Las personas que sufren de una amnesia drástica y radical son, de alguna manera, personas
diferentes, incluso si su cuerpo sigue siendo el mismo y su existencia nunca se ha visto
interrumpida. Pero hagamos otro experimento mental. Supongamos que una tecnología de
clonación muy avanzada nos permite crear cuerpos idénticos al nuestro y “copiar” en sus cerebros
nuestros recuerdos y nuestra personalidad. Así, cuando nos toque morir, una versión más joven y
saludable podrá emerger del laboratorio y ocupar nuestro lugar, como si nada. ¿Significa eso que
somos inmortales?

La respuesta pareciera ser que no, porque solamente los demás experimentarán nuestra
inmortalidad: las versiones sucesivas de nosotros estarán siempre allí para contarles lo ocurrido y
para perpetuar nuestra memoria, pero esa versión singular que somos, ese individuo irrepetible y
único que habita nuestro cuerpo habrá muerto. Y en ese sentido, ¿son nuestros clones realmente
la misma persona que nosotros o son más bien personas diferentes que portan el mismo software,
es decir, la misma manera de pensar y los mismos recuerdos?

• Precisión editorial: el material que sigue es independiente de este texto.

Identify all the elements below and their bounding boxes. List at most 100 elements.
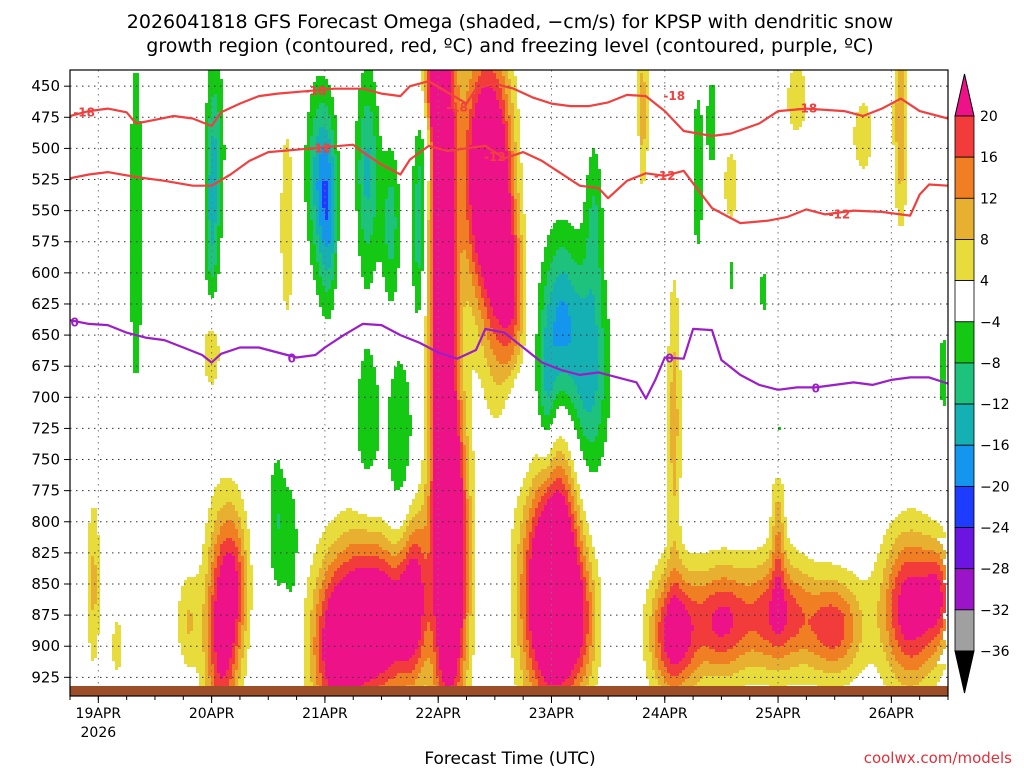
omega-cell: [208, 124, 220, 127]
omega-cell: [373, 130, 379, 133]
omega-cell: [427, 385, 430, 388]
omega-cell: [388, 409, 409, 412]
omega-cell: [313, 190, 319, 193]
omega-cell: [454, 187, 457, 190]
omega-cell: [463, 361, 487, 364]
omega-cell: [319, 238, 322, 241]
omega-cell: [211, 574, 214, 577]
omega-cell: [577, 430, 583, 433]
omega-cell: [670, 331, 679, 334]
omega-cell: [205, 103, 211, 106]
omega-cell: [433, 394, 457, 397]
omega-cell: [514, 175, 517, 178]
omega-cell: [694, 175, 703, 178]
omega-cell: [895, 85, 898, 88]
omega-cell: [91, 571, 97, 574]
omega-cell: [208, 238, 211, 241]
omega-cell: [271, 535, 298, 538]
omega-cell: [523, 274, 526, 277]
omega-cell: [358, 232, 364, 235]
omega-cell: [454, 70, 457, 73]
omega-cell: [904, 94, 907, 97]
omega-cell: [463, 346, 484, 349]
omega-cell: [499, 322, 511, 325]
omega-cell: [472, 139, 505, 142]
omega-cell: [358, 211, 361, 214]
omega-cell: [472, 310, 481, 313]
omega-cell: [784, 526, 787, 529]
omega-cell: [457, 298, 460, 301]
omega-cell: [694, 229, 700, 232]
omega-cell: [322, 256, 331, 259]
omega-cell: [247, 565, 253, 568]
omega-cell: [361, 82, 376, 85]
omega-cell: [466, 415, 472, 418]
omega-cell: [451, 103, 454, 106]
omega-cell: [670, 409, 679, 412]
omega-cell: [433, 526, 463, 529]
omega-cell: [460, 475, 463, 478]
omega-cell: [208, 136, 211, 139]
omega-cell: [514, 241, 517, 244]
omega-cell: [466, 91, 475, 94]
omega-cell: [466, 544, 469, 547]
omega-cell: [208, 376, 217, 379]
omega-cell: [535, 382, 541, 385]
omega-cell: [517, 151, 520, 154]
omega-cell: [544, 250, 556, 253]
omega-cell: [574, 541, 577, 544]
omega-cell: [673, 289, 676, 292]
omega-cell: [457, 421, 460, 424]
omega-cell: [313, 124, 331, 127]
omega-cell: [583, 262, 598, 265]
omega-cell: [391, 379, 406, 382]
omega-cell: [673, 370, 676, 373]
omega-cell: [463, 565, 466, 568]
omega-cell: [331, 151, 334, 154]
omega-cell: [460, 85, 469, 88]
omega-cell: [364, 355, 373, 358]
omega-cell: [457, 229, 469, 232]
omega-cell: [505, 148, 508, 151]
omega-cell: [211, 565, 217, 568]
omega-cell: [304, 172, 310, 175]
omega-cell: [466, 469, 469, 472]
omega-cell: [427, 472, 430, 475]
omega-cell: [472, 526, 475, 529]
omega-cell: [676, 388, 682, 391]
omega-cell: [310, 136, 316, 139]
omega-cell: [391, 478, 406, 481]
omega-cell: [421, 88, 424, 91]
omega-cell: [514, 127, 520, 130]
omega-cell: [421, 241, 424, 244]
omega-cell: [514, 139, 520, 142]
omega-cell: [277, 460, 280, 463]
omega-cell: [475, 247, 514, 250]
omega-cell: [220, 550, 238, 553]
omega-cell: [310, 187, 313, 190]
omega-cell: [478, 100, 499, 103]
omega-cell: [457, 349, 460, 352]
omega-cell: [694, 178, 703, 181]
omega-cell: [322, 205, 328, 208]
omega-cell: [427, 469, 430, 472]
omega-cell: [364, 235, 370, 238]
omega-cell: [472, 556, 475, 559]
omega-cell: [430, 193, 433, 196]
omega-cell: [544, 337, 553, 340]
omega-cell: [283, 151, 289, 154]
omega-cell: [424, 553, 427, 556]
omega-cell: [463, 517, 466, 520]
omega-cell: [598, 346, 604, 349]
omega-cell: [595, 400, 601, 403]
omega-cell: [538, 472, 550, 475]
omega-cell: [415, 202, 421, 205]
omega-cell: [205, 349, 220, 352]
omega-cell: [571, 502, 574, 505]
omega-cell: [451, 85, 454, 88]
omega-cell: [493, 415, 499, 418]
omega-cell: [493, 313, 514, 316]
omega-cell: [418, 490, 424, 493]
omega-cell: [667, 349, 679, 352]
omega-cell: [940, 346, 946, 349]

Una pregunta sin respuesta

La muerte, en conclusión, parece ser la interrupción definitiva del relato personal: no el fin de la
trama, sino el fin del narrador. Eso es precisamente lo angustiante que tiene: su falta de
comunicabilidad, su imposibilidad para convertirse en una experiencia, o sea, su capacidad para
poner en jaque el relato propio que organiza nuestra existencia.

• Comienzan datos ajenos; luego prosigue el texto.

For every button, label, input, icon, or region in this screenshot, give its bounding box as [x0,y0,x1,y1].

La muerte, al final, es un espacio imaginario: un lugar mental que podemos imaginar siempre que
estemos lejos de él, o sea, siempre que estemos vivos. O, a lo sumo, puede ser un fenómeno que
ocurre a nuestras espaldas, tal como afirmaba Epicuro: “la muerte es una quimera, pues cuando
yo estoy, ella no está; y cuando ella está, no estoy yo”.